One of the funny things about the stock market is how fickle it can be and how quickly a knee jerk reaction can make a stock take a violent dive.
Netflix is a perfect example. They were high flying in the $300 zone and made one public change that resulted in 800,000 subscribers canceling their Netflix accounts. The markets reacted and the stock nose dived. No body looked at the long term outlook for the technology, the company or the deals they had in place.
The smart buyers were standing in Best Buy, Costco or Wal Mart, buying new TV’s and seeing the Netflix red button staring them in the face from its comfortable position on the remote. We upgraded two TV’s this year, both have a Netflix button, only one has a Yahoo! button. I don’t see Amazon or Redbox anywhere on the remote.
Here we are not even two quarters later and the stock chart looks like the half pipe I should be out skiing right now.

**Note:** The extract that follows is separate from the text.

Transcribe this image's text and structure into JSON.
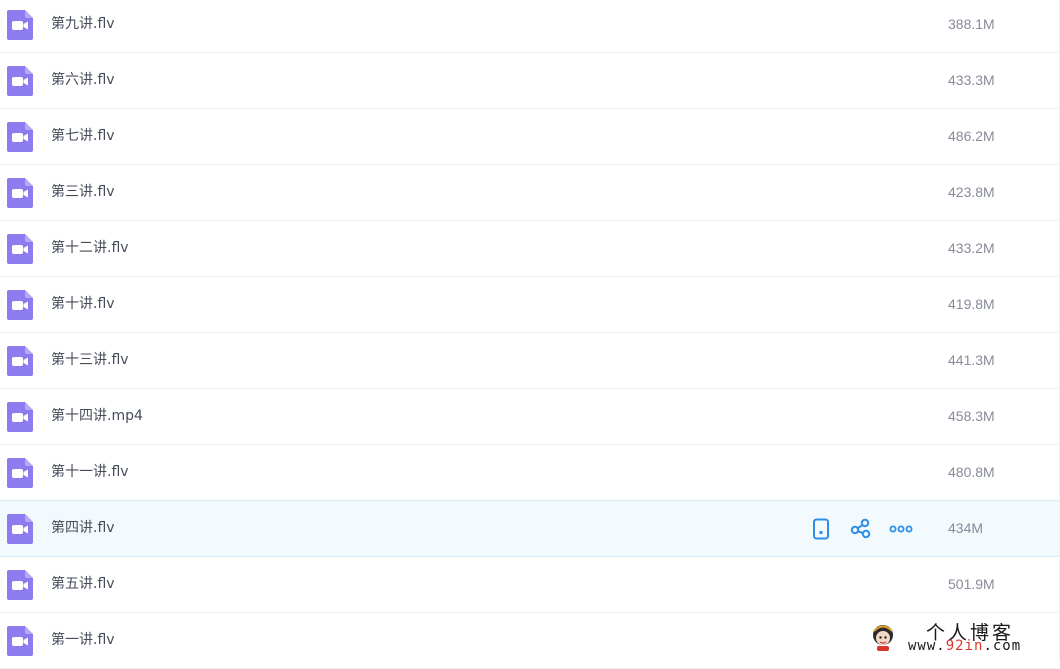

As the stock passes through $125, there isn’t anything that has changed from the fundamentals when the company was at $300.
Watching the charts the last couple of days, there were some major stock dumps. Oddly enough there were plenty of buyers who think $125 isn’t the top and the stock price barely flinched.
Normally I don’t condone this type of trading since Netflix is still not paying a dividend or making oodles and oodles of money, but is it gambling when all of the black remotes on the roulette wheel have a little red button in them? It just looks to me like the bet should be red for a while.